Esta semana conocíamos que el 44% de los españoles ha engordado entre uno y cuatro kilos durante el confinamiento. De esto se deduce, además del dato obvio que no era necesario reseñar porque usted tiene ojos en la cara, igual que yo, que un 66% de la población o bien no ha aumentado de peso, o bien, ha cogido más kilos de la cuenta. De esto se trata, de tranquilizar su conciencia, porque si está en el primer grupo –enhorabuena- no ha sacado usted los pies del tiesto, y si se encuentra en el segundo, solo necesita repetir aquello de «mal de muchos…» Lo cierto es que el estudio realizado a partir de las encuestas no hace sino ratificar lo que todos sabíamos, que nos habíamos movido menos que un cuadro y que nos habíamos hartado de dulces, de chucherías y de vasos largos. Qué se le va a hacer, en algo había que entretener los tiempos muertos entre comparecencia y comparecencia del mando único. Las penas con pan, dicen, son menos, aunque el pan sea casero.

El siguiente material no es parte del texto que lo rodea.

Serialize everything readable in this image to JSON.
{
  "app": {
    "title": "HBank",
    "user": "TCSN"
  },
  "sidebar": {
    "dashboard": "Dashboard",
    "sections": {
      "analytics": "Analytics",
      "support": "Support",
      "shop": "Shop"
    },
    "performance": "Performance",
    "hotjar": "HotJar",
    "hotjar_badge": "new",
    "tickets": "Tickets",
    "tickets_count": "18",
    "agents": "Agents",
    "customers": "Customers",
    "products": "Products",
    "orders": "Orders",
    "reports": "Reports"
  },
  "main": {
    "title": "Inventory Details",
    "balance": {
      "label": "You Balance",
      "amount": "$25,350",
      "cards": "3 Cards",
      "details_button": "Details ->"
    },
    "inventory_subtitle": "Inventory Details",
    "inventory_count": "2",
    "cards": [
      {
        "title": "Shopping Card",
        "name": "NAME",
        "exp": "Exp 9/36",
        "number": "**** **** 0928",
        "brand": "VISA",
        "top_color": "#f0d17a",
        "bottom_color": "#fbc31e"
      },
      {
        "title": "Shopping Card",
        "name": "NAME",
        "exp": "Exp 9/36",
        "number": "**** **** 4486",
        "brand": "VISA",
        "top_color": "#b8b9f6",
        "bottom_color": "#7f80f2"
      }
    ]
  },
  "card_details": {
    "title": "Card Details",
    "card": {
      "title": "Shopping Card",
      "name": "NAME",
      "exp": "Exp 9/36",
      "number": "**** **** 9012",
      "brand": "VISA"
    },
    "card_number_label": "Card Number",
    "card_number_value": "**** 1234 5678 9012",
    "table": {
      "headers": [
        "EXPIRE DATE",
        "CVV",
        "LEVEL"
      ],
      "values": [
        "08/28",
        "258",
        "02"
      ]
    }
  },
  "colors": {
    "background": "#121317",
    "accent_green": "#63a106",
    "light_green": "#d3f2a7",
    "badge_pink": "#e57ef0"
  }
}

Ahora empiezan a salir los números, ya ve. Resulta que las mascarillas desechables no lo son tanto, porque tardan hasta 450 años en desintegrarse y causan un daño medioambiental superior al de los plásticos –por cierto, ¿se acuerda de cuando íbamos a desterrar los plásticos de la faz de la Tierra?-, entre otras cosas porque las tiramos donde no debemos, las olvidamos en las playas, se nos caen por la calle… en fin. También hemos sabido que la Junta de Andalucía ha repartido esta semana siete millones y medio de mascarillas gratis a todos los mayores de 65 años de nuestra comunidad; no se venga arriba con los números, ni alce al vuelo las campanas porque tocan a tres mascarillas por persona, y ya se agotaron en las primeras horas del pasado miércoles. Ya sabe, lo que es gratis…
No se preocupe. La Generalitat Valenciana y el Instituto Valenciano de Seguridad y Salud en el Trabajo se han encargado de analizar 113 tipos de mascarillas; la mayoría de las que usamos no cumplen los estándares mínimos de seguridad, y lo que es peor, son falsas. Qué se le va a hacer, al menos, nos hemos enterado de que hay más de cien maneras de taparse la boca. Alguna les vendrá bien a nuestros dirigentes políticos, que también se dedican al conteo, o más bien al regateo. Ya sabrá lo que le ha costado al presidente Sánchez sacarle las perras a Europa, cifra arriba, cifra abajo y aplauso incluido. Lo que nadie nos ha contado es cómo se repartirá el pastel, aunque ya se intuye que nos tocarán las migajas, como siempre. Siempre se nos dio bien lo de repartir miserias
Porque lo del reparto de Europa es un «auténtico Plan Marshall», como decía Pedro Sánchez con su mascarilla abanderada, y sus aires de galán de cine. Y a mí, que soy devota de Berlanga, me pueden las ganas de cantar os recibimos con alegría, pero echo cuentas y no me salen.